After having reviewed literally hundreds of management agreements over the years, we think it is safe to say that there is very rarely an agreement that is absolutely perfect.
In addition, there is always a risk that our definition of ‘perfect’ is not the same as another lawyer’s.
Varying a management rights agreement requires an ordinary resolution at a general meeting. Where the variation relates to the inclusion of a further option term, a secret ballot and returning officer are required.
An EGM incurs costs and will usually take at least four weeks to be called and held.
We regularly identify issues in our legal due diligence with respect to management rights agreements that we would like to see dealt with at some stage. These issues are generally regarded as minor issues that are more ‘housekeeping’ than anything else, and do not carry sufficient weight to demand the calling of an EGM before settlement to rectify.
It is easy to forget these issues exist once settlement has been effected, but they may still remain.
A body corporate is required to have an AGM every year. Approximately four months before the AGM the body corporate is required by law to send a notice to all owners inviting nominations for committee, and more relevantly for this article, motions that owners want to have submitted to the AGM.

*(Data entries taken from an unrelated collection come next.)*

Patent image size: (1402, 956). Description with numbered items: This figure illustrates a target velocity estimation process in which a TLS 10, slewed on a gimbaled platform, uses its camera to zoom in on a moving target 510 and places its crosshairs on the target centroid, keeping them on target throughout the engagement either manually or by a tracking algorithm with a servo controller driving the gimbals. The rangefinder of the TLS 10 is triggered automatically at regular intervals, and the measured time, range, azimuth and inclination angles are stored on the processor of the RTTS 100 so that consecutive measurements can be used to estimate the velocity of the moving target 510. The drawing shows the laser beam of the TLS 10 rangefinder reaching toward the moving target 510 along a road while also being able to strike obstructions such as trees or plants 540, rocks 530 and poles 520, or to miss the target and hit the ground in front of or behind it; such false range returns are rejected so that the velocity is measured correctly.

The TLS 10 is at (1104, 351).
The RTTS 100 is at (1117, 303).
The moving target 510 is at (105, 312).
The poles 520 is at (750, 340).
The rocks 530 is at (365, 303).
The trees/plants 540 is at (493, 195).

This is your chance to submit your motion to vary the minor aspects of the agreement. Leaving aside the management of the committee and any lobbying you may wish to engage in, once a motion has been submitted it must be included on the agenda for the meeting. The body corporate cannot refuse it.
This means that you can get a motion on an agenda, with the consideration at a general meeting coming at no cost to you, to tidy up any issues.
Naturally, it is critical that the form and substance of the motion (including any deed of variation) should be correct. There is nothing worse than having a motion on an agenda, which would have been successful, being ruled out of order for some technical compliance issue.